Praxiswissen auf den Punkt gebracht.
logo
  • Meine Produkte
    Bitte melden Sie sich an, um Ihre Produkte zu sehen.
Menu Menu
MyIww MyIww
  • 05.01.2012 · IWW-Abrufnummer 114060

    Oberlandesgericht Düsseldorf: Beschluss vom 24.05.2011 – I-22 U 36/11

    Diese Entscheidung enthält keinen zur Veröffentlichung bestimmten Leitsatz.

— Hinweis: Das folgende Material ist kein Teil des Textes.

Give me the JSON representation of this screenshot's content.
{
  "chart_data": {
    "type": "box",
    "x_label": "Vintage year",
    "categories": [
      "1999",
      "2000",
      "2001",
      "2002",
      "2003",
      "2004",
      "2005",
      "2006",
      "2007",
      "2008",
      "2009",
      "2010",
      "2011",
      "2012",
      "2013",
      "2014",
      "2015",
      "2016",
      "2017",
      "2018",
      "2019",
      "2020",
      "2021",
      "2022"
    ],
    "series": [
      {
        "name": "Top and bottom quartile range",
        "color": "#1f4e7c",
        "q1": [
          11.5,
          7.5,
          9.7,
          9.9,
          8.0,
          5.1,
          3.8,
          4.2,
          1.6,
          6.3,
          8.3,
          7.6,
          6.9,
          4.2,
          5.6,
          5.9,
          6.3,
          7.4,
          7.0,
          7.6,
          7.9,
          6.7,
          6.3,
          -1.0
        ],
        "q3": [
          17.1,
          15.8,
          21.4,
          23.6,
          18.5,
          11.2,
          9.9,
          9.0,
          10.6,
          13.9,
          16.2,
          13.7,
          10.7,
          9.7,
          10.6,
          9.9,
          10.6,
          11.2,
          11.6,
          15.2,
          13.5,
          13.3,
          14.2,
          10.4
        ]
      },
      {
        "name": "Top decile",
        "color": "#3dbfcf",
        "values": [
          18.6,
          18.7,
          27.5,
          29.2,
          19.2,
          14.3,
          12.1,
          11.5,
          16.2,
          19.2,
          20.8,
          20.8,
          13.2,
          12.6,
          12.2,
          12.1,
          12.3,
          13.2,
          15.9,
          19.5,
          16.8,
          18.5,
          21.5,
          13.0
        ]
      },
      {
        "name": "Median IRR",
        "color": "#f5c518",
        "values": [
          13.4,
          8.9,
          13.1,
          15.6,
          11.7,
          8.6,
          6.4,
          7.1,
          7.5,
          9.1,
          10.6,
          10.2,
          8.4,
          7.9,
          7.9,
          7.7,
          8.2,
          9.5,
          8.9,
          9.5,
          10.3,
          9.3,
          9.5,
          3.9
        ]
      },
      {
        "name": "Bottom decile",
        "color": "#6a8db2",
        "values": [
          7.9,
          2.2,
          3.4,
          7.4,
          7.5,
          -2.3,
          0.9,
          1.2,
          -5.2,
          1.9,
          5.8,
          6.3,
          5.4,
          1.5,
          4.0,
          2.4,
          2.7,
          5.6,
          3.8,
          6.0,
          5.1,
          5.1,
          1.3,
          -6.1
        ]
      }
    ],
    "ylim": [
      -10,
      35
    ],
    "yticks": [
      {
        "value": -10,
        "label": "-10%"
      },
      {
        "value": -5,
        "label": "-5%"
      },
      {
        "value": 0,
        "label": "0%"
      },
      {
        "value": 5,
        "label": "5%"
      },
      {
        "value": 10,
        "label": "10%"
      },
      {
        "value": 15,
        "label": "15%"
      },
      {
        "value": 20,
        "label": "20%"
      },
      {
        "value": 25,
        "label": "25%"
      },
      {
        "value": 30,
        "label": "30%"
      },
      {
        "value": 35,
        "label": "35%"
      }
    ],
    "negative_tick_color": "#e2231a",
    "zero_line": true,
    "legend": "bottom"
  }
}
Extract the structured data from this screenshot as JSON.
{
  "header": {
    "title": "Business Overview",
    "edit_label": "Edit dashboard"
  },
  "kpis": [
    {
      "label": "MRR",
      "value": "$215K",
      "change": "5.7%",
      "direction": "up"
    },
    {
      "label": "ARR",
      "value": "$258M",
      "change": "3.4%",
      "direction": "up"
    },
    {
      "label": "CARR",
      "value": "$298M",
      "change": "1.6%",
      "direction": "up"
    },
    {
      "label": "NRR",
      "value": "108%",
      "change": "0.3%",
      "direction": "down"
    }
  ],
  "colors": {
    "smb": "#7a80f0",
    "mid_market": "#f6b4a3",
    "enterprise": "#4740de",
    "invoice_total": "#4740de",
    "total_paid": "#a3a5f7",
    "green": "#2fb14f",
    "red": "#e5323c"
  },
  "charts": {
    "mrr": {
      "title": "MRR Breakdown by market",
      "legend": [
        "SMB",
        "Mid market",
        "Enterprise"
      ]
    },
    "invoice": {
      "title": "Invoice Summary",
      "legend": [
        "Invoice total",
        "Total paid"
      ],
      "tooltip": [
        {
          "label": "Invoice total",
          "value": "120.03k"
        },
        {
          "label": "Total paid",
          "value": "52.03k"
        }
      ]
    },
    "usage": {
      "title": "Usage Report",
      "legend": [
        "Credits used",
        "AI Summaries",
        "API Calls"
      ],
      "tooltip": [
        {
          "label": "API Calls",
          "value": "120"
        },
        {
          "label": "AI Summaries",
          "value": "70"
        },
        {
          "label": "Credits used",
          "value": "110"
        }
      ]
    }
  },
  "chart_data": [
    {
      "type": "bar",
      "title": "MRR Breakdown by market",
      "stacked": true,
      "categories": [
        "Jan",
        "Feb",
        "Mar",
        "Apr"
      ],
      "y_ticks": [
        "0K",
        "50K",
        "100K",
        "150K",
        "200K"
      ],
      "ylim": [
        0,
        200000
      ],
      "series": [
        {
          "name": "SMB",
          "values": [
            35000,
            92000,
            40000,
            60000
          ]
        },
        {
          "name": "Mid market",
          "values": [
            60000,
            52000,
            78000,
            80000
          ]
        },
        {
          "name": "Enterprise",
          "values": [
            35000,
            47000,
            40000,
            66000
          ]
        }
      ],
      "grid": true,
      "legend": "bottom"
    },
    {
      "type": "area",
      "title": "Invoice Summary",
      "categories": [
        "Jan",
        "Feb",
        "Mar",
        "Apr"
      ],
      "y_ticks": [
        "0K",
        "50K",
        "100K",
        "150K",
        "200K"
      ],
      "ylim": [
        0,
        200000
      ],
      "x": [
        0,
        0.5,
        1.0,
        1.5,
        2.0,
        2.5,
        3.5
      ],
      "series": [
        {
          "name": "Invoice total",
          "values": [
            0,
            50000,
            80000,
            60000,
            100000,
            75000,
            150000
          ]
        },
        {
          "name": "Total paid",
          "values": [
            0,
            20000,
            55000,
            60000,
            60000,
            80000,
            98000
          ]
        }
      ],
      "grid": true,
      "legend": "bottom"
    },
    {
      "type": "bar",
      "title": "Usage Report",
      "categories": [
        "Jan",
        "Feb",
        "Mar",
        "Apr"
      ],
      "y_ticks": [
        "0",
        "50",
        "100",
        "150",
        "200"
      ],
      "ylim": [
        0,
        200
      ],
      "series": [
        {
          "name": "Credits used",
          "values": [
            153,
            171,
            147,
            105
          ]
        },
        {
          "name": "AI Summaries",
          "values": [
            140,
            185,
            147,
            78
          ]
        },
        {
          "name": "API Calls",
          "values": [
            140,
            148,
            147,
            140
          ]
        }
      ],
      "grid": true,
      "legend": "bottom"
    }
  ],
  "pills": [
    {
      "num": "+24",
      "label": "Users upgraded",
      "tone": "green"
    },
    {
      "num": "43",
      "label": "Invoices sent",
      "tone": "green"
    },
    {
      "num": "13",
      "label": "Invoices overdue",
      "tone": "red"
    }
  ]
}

    Oberlandesgericht Düsseldorf

    I-22 U 36/11

    Tenor:
    In pp.

    weist der Senat darauf hin, dass er beabsichtigt, die Berufung des Klägers gegen das am 23. Februar 2011 verkündete Urteil des Landgerichts Wuppertal gemäß § 522 Abs. 2 ZPO durch einstimmigen Beschluss zurückzuweisen.

    Gründe:
    I.
    Die zulässige Berufung hat nach einstimmiger Auffassung des Senats keine Aussicht auf Erfolg. Die Entscheidung des Landgerichts beruht weder auf einer Rechtsverlet­zung im Sinne von § 546 ZPO, noch rechtfertigen die nach § 529 ZPO zugrunde zu legenden Tatsachen eine andere Entscheidung (§ 513 ZPO).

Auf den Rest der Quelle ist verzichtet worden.